How To Care for Large Dog Breeds

Girl loving her pet

Large breed dogs generally weigh more than 50 lbs. and include a variety of breeds such as German Shepherds, Rottweilers, Doberman Pinschers, Greyhounds, and Golden or Labrador Retrievers. Large breed dogs make wonderful pets, but because of their size, there are some special considerations for their pet care.

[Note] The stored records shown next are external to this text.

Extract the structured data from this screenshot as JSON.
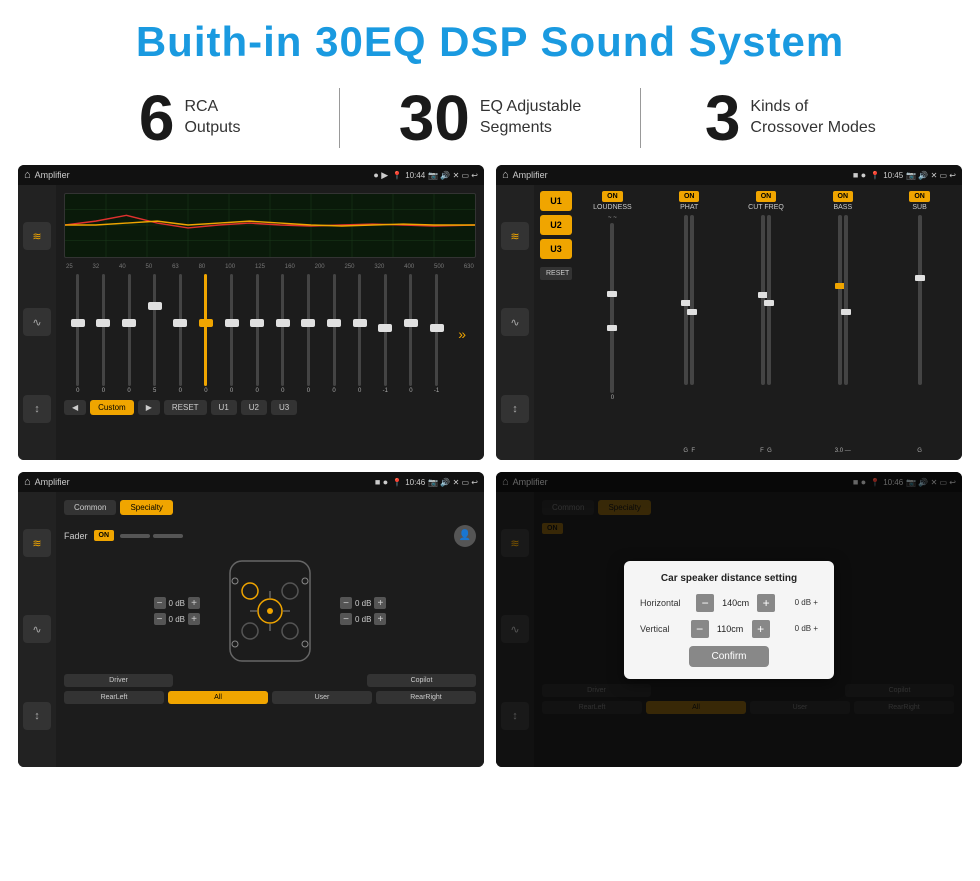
{
  "page": {
    "title": "Buith-in 30EQ DSP Sound System",
    "stats": [
      {
        "number": "6",
        "label_line1": "RCA",
        "label_line2": "Outputs"
      },
      {
        "number": "30",
        "label_line1": "EQ Adjustable",
        "label_line2": "Segments"
      },
      {
        "number": "3",
        "label_line1": "Kinds of",
        "label_line2": "Crossover Modes"
      }
    ]
  },
  "screen_top_left": {
    "title": "Amplifier",
    "time": "10:44",
    "eq_freqs": [
      "25",
      "32",
      "40",
      "50",
      "63",
      "80",
      "100",
      "125",
      "160",
      "200",
      "250",
      "320",
      "400",
      "500",
      "630"
    ],
    "eq_values": [
      "0",
      "0",
      "0",
      "5",
      "0",
      "0",
      "0",
      "0",
      "0",
      "0",
      "0",
      "0",
      "-1",
      "0",
      "-1"
    ],
    "buttons": [
      "Custom",
      "RESET",
      "U1",
      "U2",
      "U3"
    ]
  },
  "screen_top_right": {
    "title": "Amplifier",
    "time": "10:45",
    "presets": [
      "U1",
      "U2",
      "U3"
    ],
    "channels": [
      {
        "on": true,
        "label": "LOUDNESS"
      },
      {
        "on": true,
        "label": "PHAT"
      },
      {
        "on": true,
        "label": "CUT FREQ"
      },
      {
        "on": true,
        "label": "BASS"
      },
      {
        "on": true,
        "label": "SUB"
      }
    ],
    "reset_label": "RESET"
  },
  "screen_bottom_left": {
    "title": "Amplifier",
    "time": "10:46",
    "tabs": [
      "Common",
      "Specialty"
    ],
    "fader_label": "Fader",
    "fader_on": "ON",
    "db_values": [
      "0 dB",
      "0 dB",
      "0 dB",
      "0 dB"
    ],
    "bottom_buttons": [
      "Driver",
      "Copilot",
      "RearLeft",
      "All",
      "User",
      "RearRight"
    ]
  },
  "screen_bottom_right": {
    "title": "Amplifier",
    "time": "10:46",
    "tabs": [
      "Common",
      "Specialty"
    ],
    "fader_on": "ON",
    "dialog": {
      "title": "Car speaker distance setting",
      "horizontal_label": "Horizontal",
      "horizontal_value": "140cm",
      "vertical_label": "Vertical",
      "vertical_value": "110cm",
      "confirm_label": "Confirm"
    },
    "bottom_buttons": [
      "Driver",
      "Copilot",
      "RearLeft",
      "All",
      "User",
      "RearRight"
    ]
  },
  "icons": {
    "home": "⌂",
    "play": "▶",
    "back": "◀",
    "pause": "⏸",
    "settings": "⚙",
    "eq": "≋",
    "speaker": "♪",
    "arrows": "↕",
    "location": "📍",
    "camera": "📷",
    "volume": "🔊",
    "close": "✕",
    "window": "▭",
    "return": "↩",
    "minus": "−",
    "plus": "+"
  }
}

  1. A good diet of high quality food specifically made for large breed dogs is essential. It contains the correct nutritional balance necessary for the large dog metabolism, frequently has additives for joint health, and the larger kibble size promotes proper chewing and satisfaction. When choosing a dog food, keep in mind your dog's age, weight, and activity level. Large breed puppy food should be given to large breed puppies for the first 18 months because of their slow maturation rate and enormous growth. Large dogs reach old age sooner than small dogs, therefore at 5-6 years of age, a large breed dog should be fed a senior type dog food. If you are unsure about which type of food is right for your dog, ask your veterinarian. Be careful not to feed your dog too much. While obesity is harmful for all dogs, it can be even more so in large dogs whose joints are already stressed and may be predisposed to heart disease. Use a measuring cup to accurately determine meal portions and practice moderation when giving your dog treats or table scraps.
  2. See the veterinarian once a year for a check-up and vaccinations. Certain medical conditions occur more frequently in large breed dogs. These include:
    • Hip Dysplasia - A hereditary condition where the hip joint is unstable, leading to degeneration of the joint itself and causing pain, stiffness, and abnormal gait when walking.
    • Osteoarthritis - The considerable size and weight of large breed dogs stresses joints, leading to osteoarthritis.
    • Bone Cancer - Bone cancer is found almost exclusively in large breed dogs. It usually develops first in the leg, causing limping, then spreads to other organs.
    • Hypothyroidism - Hypothyroidism causes hair loss, lethargy, and weight gain.
    • Heart disease - Aortic stenosis and dilated cardiomyopathy are two types of heart diseases that occur more frequently in large breed dogs and result in the heart's inability to adequately pump blood to the rest of the body.
    • Bloat - Bloat occurs in deep-chested large dogs and is caused by the stomach filling with gas and possibly rotating. This is a life-threatening condition that occurs within hours of feeding. It may be prevented by feeding your dog smaller meals throughout the day rather than one large meal and by not exercising your dog within an hour of feeding.
  3. Be sure your dog gets plenty of exercise to prevent or treat many of the medical problems found in large breed dogs as well as to curb obesity. Frequent exercise alleviates the boredom, anxiety, and restlessness which can cause destructive behavior in dogs. A discontent large dog can do quite a bit of damage to the house or yard.
  4. Take your dog to an obedience training class. For a large dog, good training not only will prevent injury to themselves and others, but will teach good manners for interacting with humans and other dogs. When a small dog jumps up on someone to greet them, it can be cute, but when a 70 pound Golden Retriever does it, someone could get hurt. Most large breed dogs are quite social and crave regular interaction with the family so they wouldn't do well relegated to a doghouse in the backyard.
  5. Your large breed dog will need some special supplies for his care. An elevated dog feeder will make it more comfortable for your large dog to eat as well as reduce gulping of air which could lead to bloat. Be sure your large dog's leash and collar are durable enough to resist breaking when he pulls and the collar is wide enough to prevent cutting into the skin. Since you can't bathe a large dog in the sink, a handheld sprayer for the shower or outdoor hose is convenient for bath time. Buy your large breed dog big, durable balls, toys, and chews that don't pose a choking hazard. For example, balls should be no smaller than a tennis ball, perhaps even larger, depending on the size of your dog.

Large breed dogs tend to be loyal, friendly, and highly social animals, and, with the proper care, can be a wonderful addition to your family.